Dentro de sus murallas, Constantinopla contenía numerosos monasterios, iglesias y santuarios, que atraían a peregrinos y a anacoretas de todos los rincones del mundo cristiano. En el siglo V, Daniel, un monje sirio, erigió su columna ante las murallas de la ciudad y desde lo alto empezó a dar consejos, incluso a los propios emperadores. Tales ascetas eran sumamente respetados por los principales obispos que administraban la Iglesia. El patriarca de Constantinopla dirigía la educación religiosa y reunía una gran biblioteca de textos teológicos. Al mismo tiempo, existía una importante tradición de enseñanza secular que se remontaba a los tiempos más antiguos. En 425, Teodosio II reforzó dicha enseñanza estableciendo 31 cátedras para profesores especializados en el estudio de la gramática griega y latina, la retórica, la filosofía y el derecho en unas salas especiales del Capitolio. Con el patrocinio imperial, Constantinopla seguía siendo el centro de todos los estudios jurídicos superiores, además del cuadrivio avanzado de las ciencias matemáticas y la filosofía. Paralelamente, la hermana mayor de Teodosio, Pulqueria, fomentó el culto a la Madre de Dios, con liturgias especiales que se prolongaban toda la noche.

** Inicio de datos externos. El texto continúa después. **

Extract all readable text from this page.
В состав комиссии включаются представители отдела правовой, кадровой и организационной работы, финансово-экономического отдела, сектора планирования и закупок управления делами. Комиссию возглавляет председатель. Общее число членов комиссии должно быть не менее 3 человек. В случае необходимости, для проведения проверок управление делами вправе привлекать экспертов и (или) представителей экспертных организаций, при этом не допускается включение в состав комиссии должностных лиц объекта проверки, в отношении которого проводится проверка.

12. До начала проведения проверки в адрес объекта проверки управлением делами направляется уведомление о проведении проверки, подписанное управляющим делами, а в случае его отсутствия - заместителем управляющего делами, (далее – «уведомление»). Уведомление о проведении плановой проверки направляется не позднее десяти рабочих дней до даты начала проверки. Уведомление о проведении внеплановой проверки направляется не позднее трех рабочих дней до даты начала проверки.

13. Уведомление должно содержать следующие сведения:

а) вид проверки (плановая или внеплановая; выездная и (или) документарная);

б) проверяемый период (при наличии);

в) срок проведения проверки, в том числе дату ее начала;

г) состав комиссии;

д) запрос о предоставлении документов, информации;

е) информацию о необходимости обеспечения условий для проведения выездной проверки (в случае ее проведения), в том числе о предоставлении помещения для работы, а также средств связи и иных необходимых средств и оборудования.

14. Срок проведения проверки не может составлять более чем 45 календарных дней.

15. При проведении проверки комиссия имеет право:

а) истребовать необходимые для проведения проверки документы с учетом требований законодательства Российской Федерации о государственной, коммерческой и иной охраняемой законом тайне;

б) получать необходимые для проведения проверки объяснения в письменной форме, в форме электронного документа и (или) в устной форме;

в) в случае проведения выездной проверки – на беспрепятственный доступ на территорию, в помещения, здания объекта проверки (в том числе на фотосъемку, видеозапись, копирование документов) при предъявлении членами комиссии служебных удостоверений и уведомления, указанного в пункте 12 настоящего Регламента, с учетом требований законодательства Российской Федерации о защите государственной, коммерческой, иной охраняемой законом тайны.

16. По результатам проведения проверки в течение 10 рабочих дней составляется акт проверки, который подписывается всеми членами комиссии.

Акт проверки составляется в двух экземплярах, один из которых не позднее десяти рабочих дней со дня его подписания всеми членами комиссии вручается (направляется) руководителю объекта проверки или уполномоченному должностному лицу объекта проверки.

Con el apoyo de la emperatriz Verina, esposa de León I (457-474), dicho culto arraigó en dos importantes santuarios de Constantinopla: en Blachernae, en la esquina noroccidental del recinto amurallado, y en el distrito de los obreros del cobre, Chalcoprateia, cerca del Gran Palacio. Además de las reliquias de su velo, su cinto y su manto, ciertos iconos de la Virgen y el Niño, así como el ciclo litúrgico de sus festividades, conmemoradas en sermones y plegarias, vinieron a potenciar la devoción popular a ella. Se decía que algunos de los cuadros eran obra de san Lucas y se remontaban a los años en que este vivió. Otros emperadores posteriores siguieron aumentando la colección imperial de reliquias; a comienzos del siglo X, León VI instaló dos iconos milagrosos particularmente importantes a ambos lados de la entrada principal de la catedral de Santa Sofía (véase el capítulo 5). Los visitantes occidentales del período de las Cruzadas expresaban su asombro ante las colecciones de importantes reliquias e iconos, así como su sorpresa ante el número de eunucos de la corte (véase el capítulo 15).

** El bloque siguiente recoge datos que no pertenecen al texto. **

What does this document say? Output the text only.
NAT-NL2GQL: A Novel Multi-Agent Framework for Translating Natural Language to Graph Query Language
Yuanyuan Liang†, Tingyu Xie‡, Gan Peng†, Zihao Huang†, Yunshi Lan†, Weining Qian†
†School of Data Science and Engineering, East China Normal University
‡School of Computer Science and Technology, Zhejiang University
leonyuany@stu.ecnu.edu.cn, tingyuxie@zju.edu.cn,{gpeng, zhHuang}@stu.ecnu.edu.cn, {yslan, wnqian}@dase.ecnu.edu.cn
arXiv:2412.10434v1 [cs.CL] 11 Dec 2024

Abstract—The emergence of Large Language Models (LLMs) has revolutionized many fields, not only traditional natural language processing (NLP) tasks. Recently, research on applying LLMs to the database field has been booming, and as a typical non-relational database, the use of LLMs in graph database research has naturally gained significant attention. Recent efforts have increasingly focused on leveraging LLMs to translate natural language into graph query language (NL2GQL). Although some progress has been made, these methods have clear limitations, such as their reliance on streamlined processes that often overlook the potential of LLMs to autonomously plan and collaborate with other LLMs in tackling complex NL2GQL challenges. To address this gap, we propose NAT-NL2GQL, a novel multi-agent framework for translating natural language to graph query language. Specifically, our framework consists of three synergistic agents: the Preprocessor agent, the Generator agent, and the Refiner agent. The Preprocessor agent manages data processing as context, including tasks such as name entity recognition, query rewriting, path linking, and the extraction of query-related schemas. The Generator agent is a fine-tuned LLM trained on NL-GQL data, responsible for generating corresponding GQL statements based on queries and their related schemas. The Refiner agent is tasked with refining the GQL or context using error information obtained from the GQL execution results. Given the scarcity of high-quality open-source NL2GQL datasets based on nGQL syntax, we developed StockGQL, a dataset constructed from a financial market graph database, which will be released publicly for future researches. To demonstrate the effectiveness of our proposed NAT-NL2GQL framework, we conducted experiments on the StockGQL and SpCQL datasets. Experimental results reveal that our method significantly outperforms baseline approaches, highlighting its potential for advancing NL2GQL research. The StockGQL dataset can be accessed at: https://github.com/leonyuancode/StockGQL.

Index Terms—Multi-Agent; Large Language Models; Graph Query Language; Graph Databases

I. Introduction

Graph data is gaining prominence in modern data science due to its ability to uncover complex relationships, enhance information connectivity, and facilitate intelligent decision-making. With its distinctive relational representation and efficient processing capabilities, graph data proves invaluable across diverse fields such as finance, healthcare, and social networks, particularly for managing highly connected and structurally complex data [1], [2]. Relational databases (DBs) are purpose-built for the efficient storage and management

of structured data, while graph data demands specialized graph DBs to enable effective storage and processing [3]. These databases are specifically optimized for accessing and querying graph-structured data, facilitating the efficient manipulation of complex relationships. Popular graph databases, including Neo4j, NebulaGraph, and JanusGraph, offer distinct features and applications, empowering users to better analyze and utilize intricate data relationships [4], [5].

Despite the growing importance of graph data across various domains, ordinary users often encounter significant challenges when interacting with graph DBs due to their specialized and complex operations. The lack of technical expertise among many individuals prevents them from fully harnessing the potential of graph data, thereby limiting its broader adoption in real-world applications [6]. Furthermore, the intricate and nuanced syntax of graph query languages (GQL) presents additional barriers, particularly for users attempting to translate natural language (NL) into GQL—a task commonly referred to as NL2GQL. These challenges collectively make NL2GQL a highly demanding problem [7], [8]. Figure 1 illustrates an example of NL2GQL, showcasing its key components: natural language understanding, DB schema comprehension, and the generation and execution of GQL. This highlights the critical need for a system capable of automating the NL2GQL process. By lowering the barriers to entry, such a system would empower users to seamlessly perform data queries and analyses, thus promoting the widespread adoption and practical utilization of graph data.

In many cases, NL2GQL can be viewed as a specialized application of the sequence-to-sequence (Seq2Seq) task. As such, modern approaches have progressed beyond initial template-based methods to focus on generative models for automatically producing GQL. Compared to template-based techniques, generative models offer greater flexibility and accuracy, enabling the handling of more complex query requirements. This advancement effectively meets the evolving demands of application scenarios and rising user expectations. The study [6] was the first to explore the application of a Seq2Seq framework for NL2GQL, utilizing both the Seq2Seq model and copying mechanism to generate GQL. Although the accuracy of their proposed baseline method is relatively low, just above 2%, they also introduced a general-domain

También los visitantes musulmanes proporcionaban fascinantes comentarios sobre Constantinopla y los bizantinos. En el siglo XI, el diplomático al-Marwazi explicaba:

Los rum son una gran nación. Poseen extensas tierras, abundantes de cosas buenas. Tienen talento para los oficios y son hábiles en la fabricación de [diversos] artículos, tejidos, alfombras y barcos.[2]

Con la palabra rum, al-Marwazi aludía a los romanos, el término que empleaban los bizantinos para referirse a sí mismos. Para él, solo los chinos les superaban en artes aplicadas, y dado que ya había visitado la corte del Gran Kan, se hallaba en una buena posición para juzgar. También explicaba la riqueza de Bizancio, informando de que el imperio obtenía sus ingresos de «aranceles que recaudan de los mercaderes y barcos de todas las regiones ... y de las caravanas [que] llegan por tierra ... de Siria, de los eslavos y rus, y otros pueblos». Para muchos visitantes occidentales, la riqueza de los ciudadanos de Constantinopla, que vestían de seda y comían caviar, parecía algo fabuloso. Para algunos de sus habitantes más cultos, como Nicetas Choniates, que registró la historia de Bizancio desde 1118 hasta 1206, Constantinopla era de hecho la «Reina de la reina de las ciudades», un juego de palabras con el término griego basilissa, que significa «imperial», «dirigente» y «emperatriz» o «reina». Su grandeza se derivaba de su belleza, marcada por monumentos y colecciones de obras de arte, así como de su riqueza. Ello contribuyó a generar cierta envidia en Occidente, que se vería avivada por el hecho de que Alejo IV no pagara a las fuerzas de la Cuarta Cruzada, y que llevaría al saqueo de la ciudad en abril de 1204.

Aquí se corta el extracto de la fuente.